There is also hospice care for the terminally ill and short-term respite services for those providing in-home care to a family member or friend. The respite can be as long as a few weeks or as short as a weekend, according to Rich Hudson, admissions coordinator at the center.
"It gives the family an opportunity to regroup and have some relief from the stress of caring for a loved one," he says.
Heartland Victorian Village also has staff members who help residents and their families sort through the complex financial issues that go with a stay in a nursing home. Part of their job, explains Hudson, is to clear up misconceptions about who pays for such care.

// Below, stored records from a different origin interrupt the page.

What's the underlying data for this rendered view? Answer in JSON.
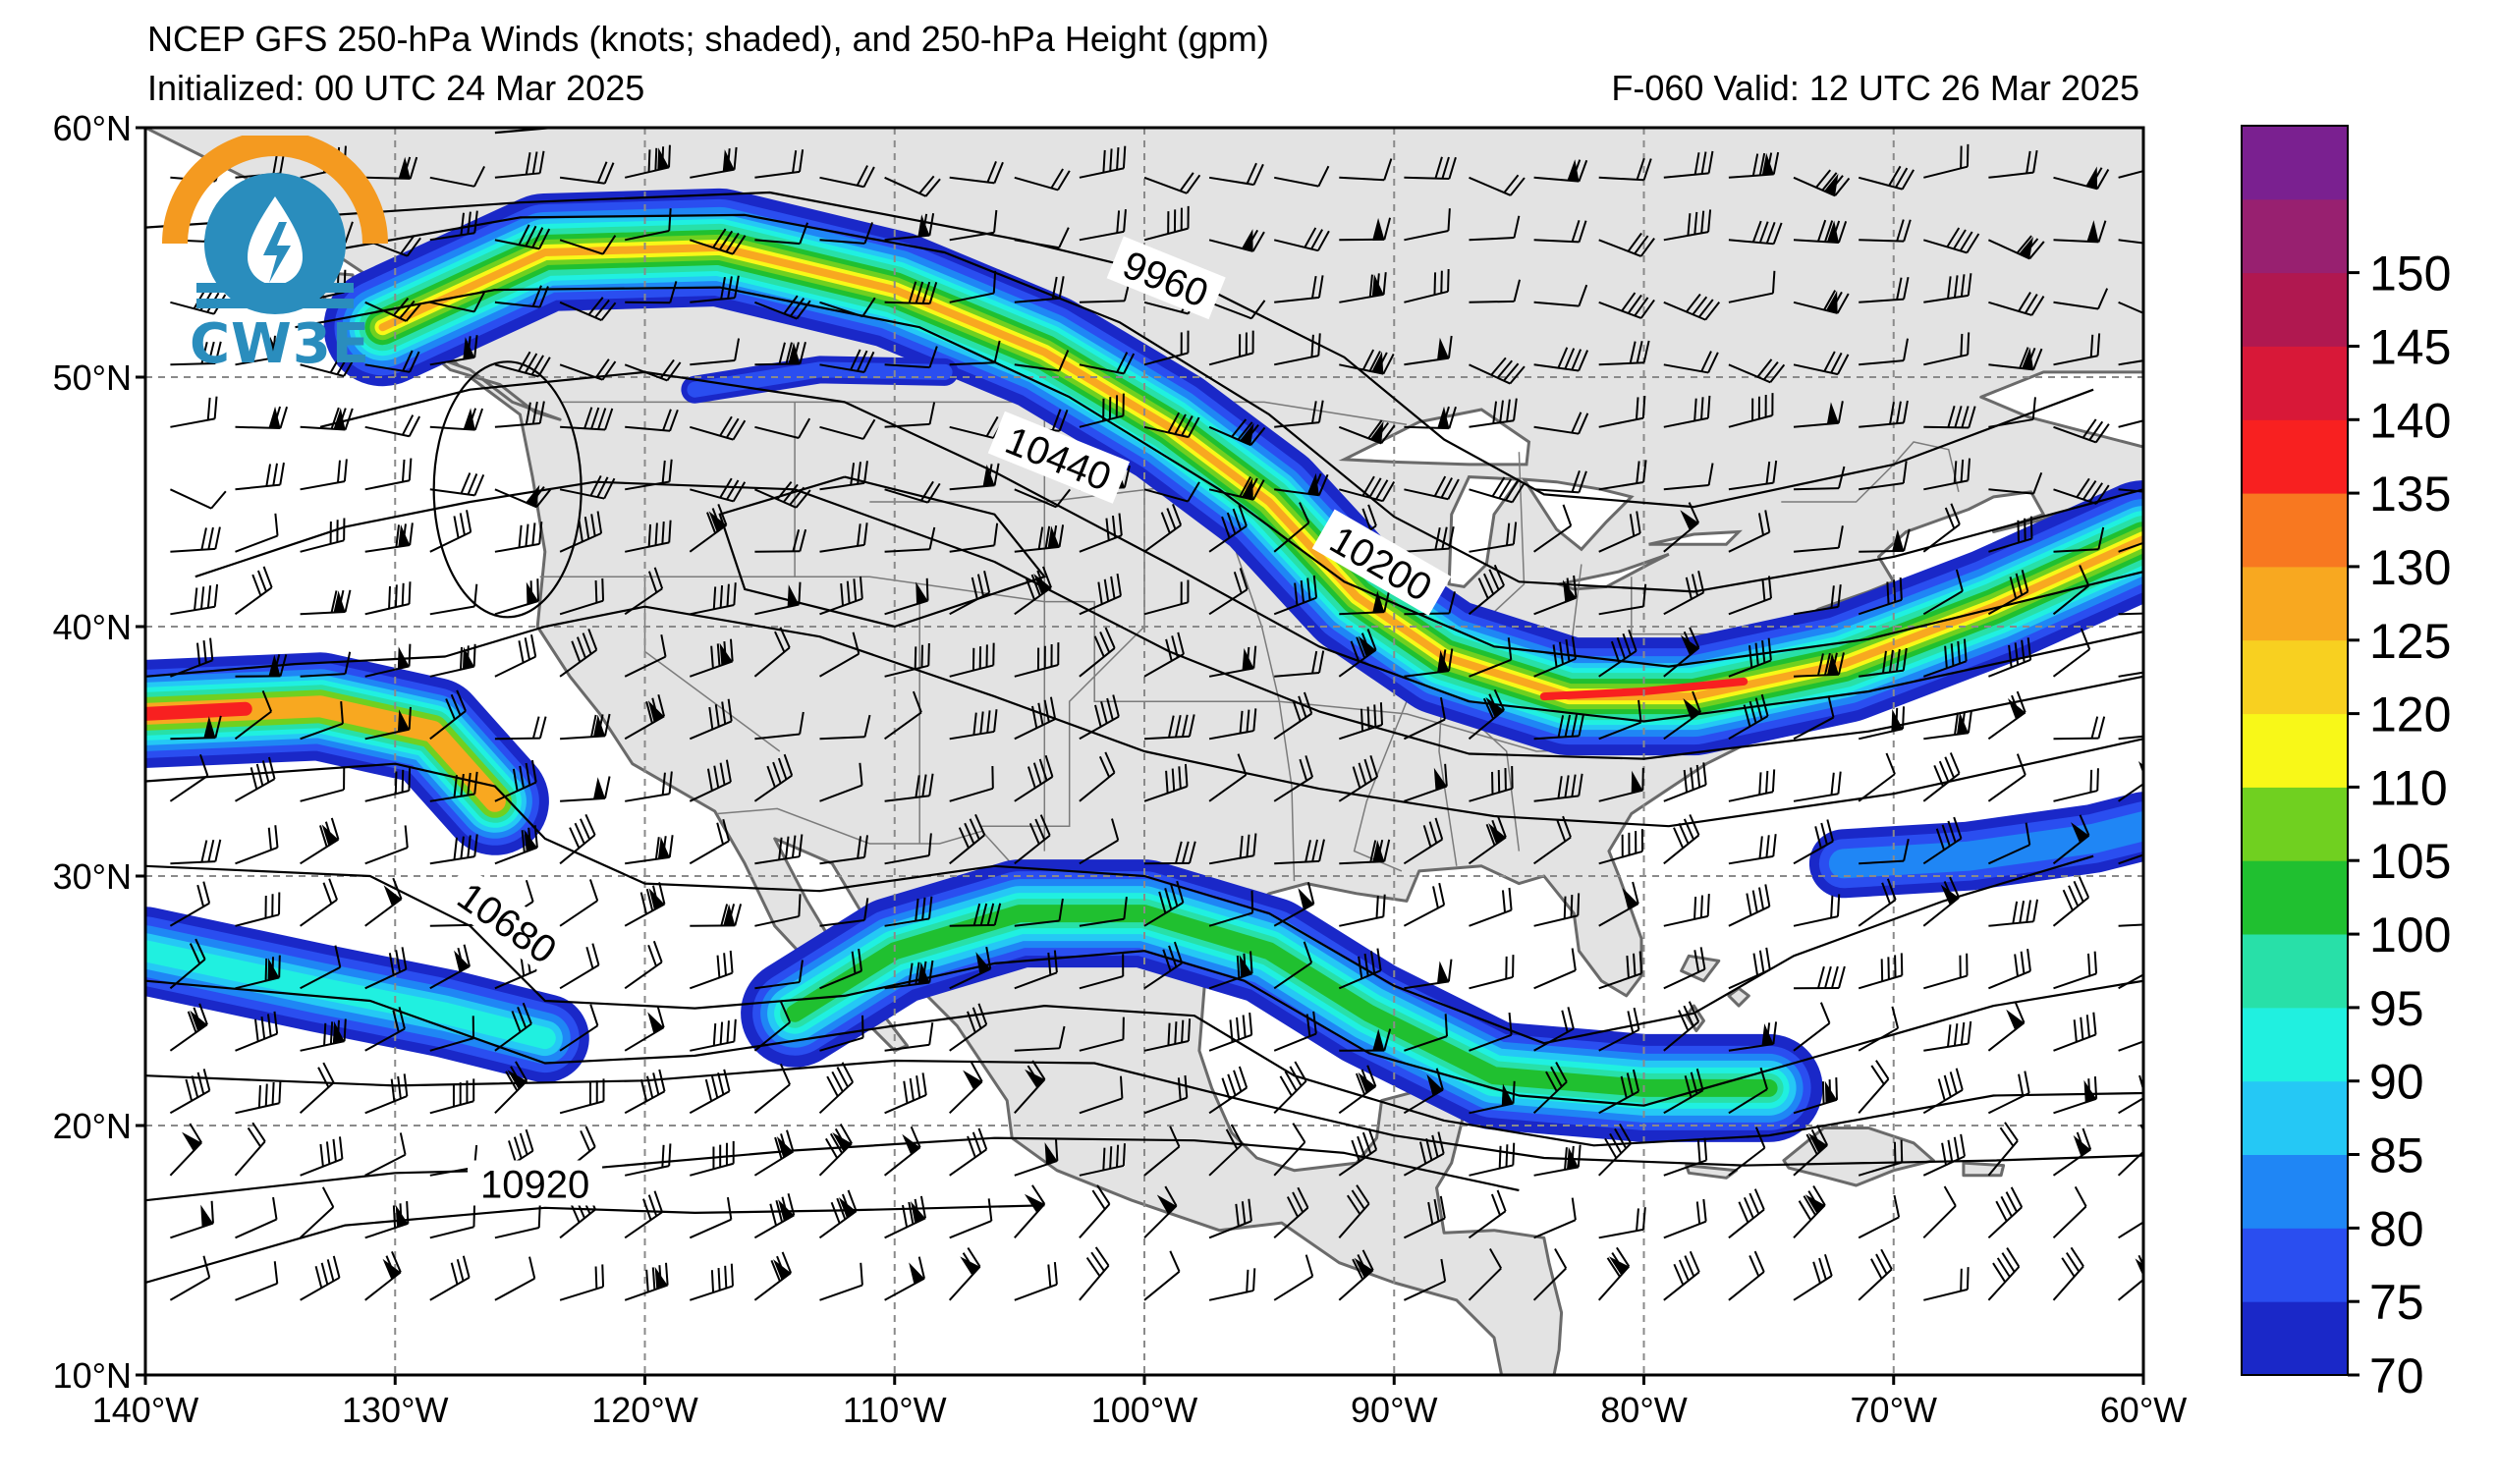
{
  "title": {
    "line1": "NCEP GFS 250-hPa Winds (knots; shaded), and 250-hPa Height (gpm)",
    "line2_left": "Initialized: 00 UTC 24 Mar 2025",
    "line2_right": "F-060  Valid: 12 UTC 26 Mar 2025"
  },
  "logo": {
    "text": "CW3E",
    "icon": "cw3e-water-lightning-logo-icon"
  },
  "axes": {
    "lon_ticks": [
      "140°W",
      "130°W",
      "120°W",
      "110°W",
      "100°W",
      "90°W",
      "80°W",
      "70°W",
      "60°W"
    ],
    "lat_ticks": [
      "60°N",
      "50°N",
      "40°N",
      "30°N",
      "20°N",
      "10°N"
    ],
    "lon_range": [
      -140,
      -60
    ],
    "lat_range": [
      10,
      60
    ],
    "gridlines": "dashed"
  },
  "colorbar": {
    "levels": [
      "70",
      "75",
      "80",
      "85",
      "90",
      "95",
      "100",
      "105",
      "110",
      "120",
      "125",
      "130",
      "135",
      "140",
      "145",
      "150"
    ],
    "colors": [
      "#1a28c8",
      "#2a4ef0",
      "#1f86f5",
      "#25c8f5",
      "#20f0e0",
      "#28e0a8",
      "#20c030",
      "#70d020",
      "#f8f818",
      "#f8d020",
      "#f8a820",
      "#f87820",
      "#f82020",
      "#d81838",
      "#b01850",
      "#982070",
      "#7a2090"
    ]
  },
  "contours": {
    "labels": [
      {
        "text": "9960",
        "lon": -99.2,
        "lat": 53.8,
        "angle": 22
      },
      {
        "text": "10440",
        "lon": -103.5,
        "lat": 46.6,
        "angle": 22
      },
      {
        "text": "10200",
        "lon": -90.6,
        "lat": 42.4,
        "angle": 30
      },
      {
        "text": "10680",
        "lon": -125.6,
        "lat": 28.0,
        "angle": 35
      },
      {
        "text": "10920",
        "lon": -124.4,
        "lat": 17.5,
        "angle": 0
      }
    ]
  },
  "map": {
    "land_color": "#e3e3e3",
    "ocean_color": "#ffffff",
    "coast_color": "#6a6a6a"
  }
}
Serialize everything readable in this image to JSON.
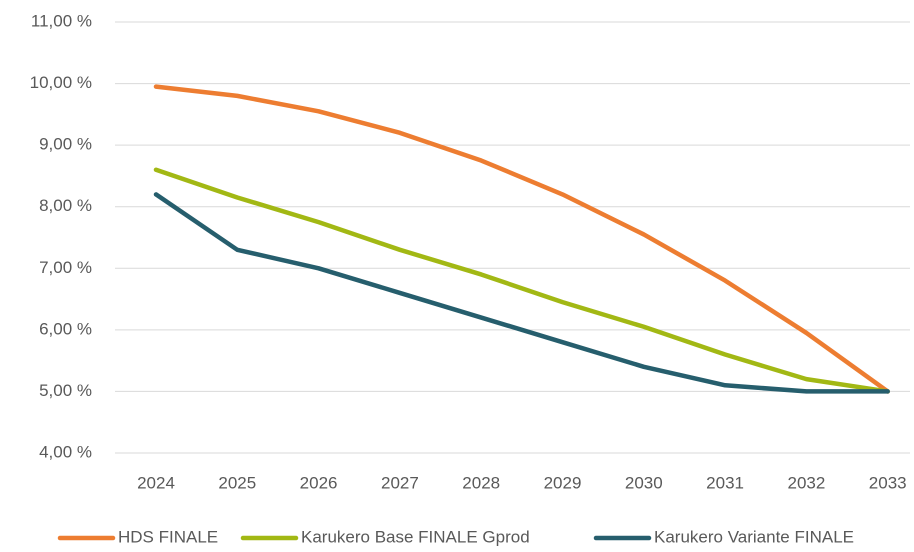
{
  "chart_data": {
    "type": "line",
    "categories": [
      "2024",
      "2025",
      "2026",
      "2027",
      "2028",
      "2029",
      "2030",
      "2031",
      "2032",
      "2033"
    ],
    "series": [
      {
        "name": "HDS FINALE",
        "color": "#ed7d31",
        "values": [
          9.95,
          9.8,
          9.55,
          9.2,
          8.75,
          8.2,
          7.55,
          6.8,
          5.95,
          5.0
        ]
      },
      {
        "name": "Karukero Base FINALE Gprod",
        "color": "#a2b814",
        "values": [
          8.6,
          8.15,
          7.75,
          7.3,
          6.9,
          6.45,
          6.05,
          5.6,
          5.2,
          5.0
        ]
      },
      {
        "name": "Karukero Variante FINALE",
        "color": "#265e6d",
        "values": [
          8.2,
          7.3,
          7.0,
          6.6,
          6.2,
          5.8,
          5.4,
          5.1,
          5.0,
          5.0
        ]
      }
    ],
    "ylim": [
      4,
      11
    ],
    "yticks": [
      {
        "value": 4,
        "label": "4,00 %"
      },
      {
        "value": 5,
        "label": "5,00 %"
      },
      {
        "value": 6,
        "label": "6,00 %"
      },
      {
        "value": 7,
        "label": "7,00 %"
      },
      {
        "value": 8,
        "label": "8,00 %"
      },
      {
        "value": 9,
        "label": "9,00 %"
      },
      {
        "value": 10,
        "label": "10,00 %"
      },
      {
        "value": 11,
        "label": "11,00 %"
      }
    ],
    "grid": true,
    "legend": "bottom"
  }
}
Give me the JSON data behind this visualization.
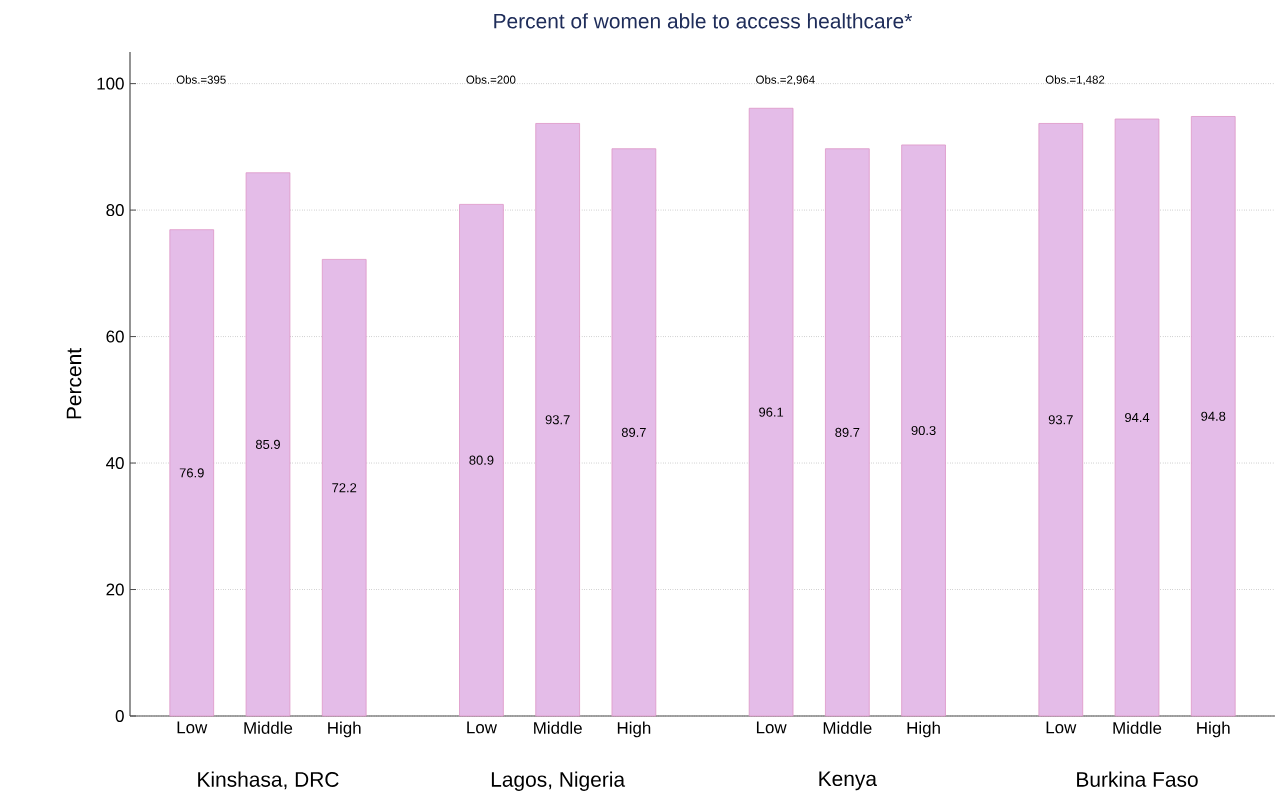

For example, Hudson says many people are not aware that Medicare will pay for only 100 days of nursing-home care a year. The rest must be covered by private funds, long-term care insurance or Medicaid. The average nursing home charges about $4,000 a month per patient. "HCR has taken the stance that we will not deny admission to patients if we will not receive a high reimbursement rate for them," he says. "We provide the level of care that's needed even if the reimbursement is not there. Where there is a will, there is a way." Because of its diverse mix of patients, the staff at Heartland Victorian Village tries to keep its residents connected to whatever community they were part of prior to admission. That includes church and ethnic organizations or gay and lesbian groups. Dunn says the staff also works hard to get everyone involved in some sort of activity even if that means taking the activity to the bed-ridden in their rooms.
For more ambulatory residents, there is a morning exercise program, card games, bingo, cookouts and other activities. There is a Friday happy hour each week, with entertainment by local musicians, including Okey Clark (country and western), Mike Rose (rock'n'roll and gospel) and Marsha Peterson (sing-a-longs). There also are monthly excursions to places such as the Columbus Zoo and Ohio State Fair or Christmas lights tour.
The center has two outdoor garden areas where residents can enjoy nature and socialize. Inside are the activities room, two resident lounges, a beauty salon and the dining room. And the food isn't bad either, adds Dorothy Benjamin. After working as a cook at the old state hospital on the Hilltop for 20 years (she was famous for her pies), Dorothy likes the idea of someone else doing the cooking these days.